Okay, so you’d probably still get work done. But it probably wouldn’t be the best work your team is capable of creating. In the past few weeks I’ve started listening to the HBR IdeaCast podcast from the Harvard Business Review. (Side note: I put these little 10-20 minute gems on par with TED Talks. They’re informative, entertaining and full of brilliant ideas. Please start listening immediately.) I recently listened to an episode that was published back in April, an interview with Leigh Thompson, who’s a professor at Kellogg School of Management and author of Creative Conspiracy: The New Rules of Breakthrough Collaboration.

Thompson talked about how conflict can increase creativity. She talked about the value of conflict on a team. It’s not really a new concept in management, but I really like the way she phrased the value of conflict:

On the one hand, conflict can bring a team to its knees with back biting and excessive argumentation, and back stabbing. And that’s kind of referred to as the bad type of conflict. Some people call it personality conflict where you attack the person.

The good type of conflict is what’s known as cognitive conflict, and that’s in some sense kind of what scientists should be doing. So they kind of debate ideas fiercely, but they don’t attack the intentions or personality of the person. There’s a lot of research in the management science literature that says, gosh, the only way you avoid group think and excessive like-mindedness is to have some kind of conflict in a team or group.
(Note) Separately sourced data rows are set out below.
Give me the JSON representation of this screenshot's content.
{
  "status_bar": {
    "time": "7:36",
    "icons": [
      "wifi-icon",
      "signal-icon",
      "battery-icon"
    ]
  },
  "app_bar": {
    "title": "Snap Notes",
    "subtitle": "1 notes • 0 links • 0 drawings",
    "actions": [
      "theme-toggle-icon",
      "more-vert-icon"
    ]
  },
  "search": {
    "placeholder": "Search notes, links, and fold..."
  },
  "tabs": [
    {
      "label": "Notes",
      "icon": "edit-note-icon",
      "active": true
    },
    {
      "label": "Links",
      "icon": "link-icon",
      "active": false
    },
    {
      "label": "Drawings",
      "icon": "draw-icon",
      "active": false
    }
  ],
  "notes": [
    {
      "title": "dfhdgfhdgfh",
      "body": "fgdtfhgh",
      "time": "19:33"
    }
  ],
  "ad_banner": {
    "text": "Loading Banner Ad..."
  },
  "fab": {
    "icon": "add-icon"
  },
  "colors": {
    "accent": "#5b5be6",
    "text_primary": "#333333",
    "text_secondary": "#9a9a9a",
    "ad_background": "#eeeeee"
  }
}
 I would definitely encourage you to listen (or read – the link I gave above includes a transcript) to everything Thompson says about conflict enabling creativity. It will really help you reframe the way you think about team conflict. And the important thing to take away here is to encourage cognitive conflict at your organization, not just between staff members, but with the board of directors as well. Make it clear that personality conflicts are unacceptable, but that your organization actually benefits from the diversity of ideas that healthy debate creates.